The gang talks about the role trigger laws may play in states where abortion restrictions have failed should Roe v. Wade be overturned, thereby making abortion illegal. Christine goes on to describe the chilling effect of these unconstitutional bills, including now-failed Texas House bill 948, which would have not only banned abortion but would have made it a capital offense. We also discuss the Trump administration's domestic Title X gag rule, and how this will obstruct pregnancy options by slashing access to contraceptive care, and deny patients abortion referrals.

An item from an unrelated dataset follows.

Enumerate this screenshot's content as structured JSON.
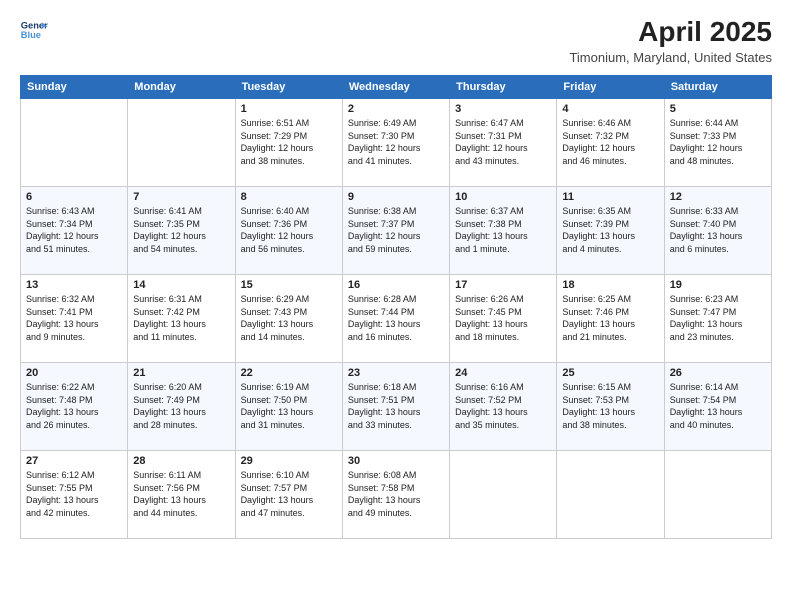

Christine describes the restrictions that have historically faced those attempting to access abortion facilities: from the trauma of having to travel some 100 miles to reach one of only 780 clinics in the United States, to the costs associated with making the journey as well as having the procedures themselves. The crew also dives into what solidarity efforts you can engage in, including the National Network of Abortion Funds’ annual Bowlathon, and why the fight for abortion access is an integral part of the struggle for reproductive justice.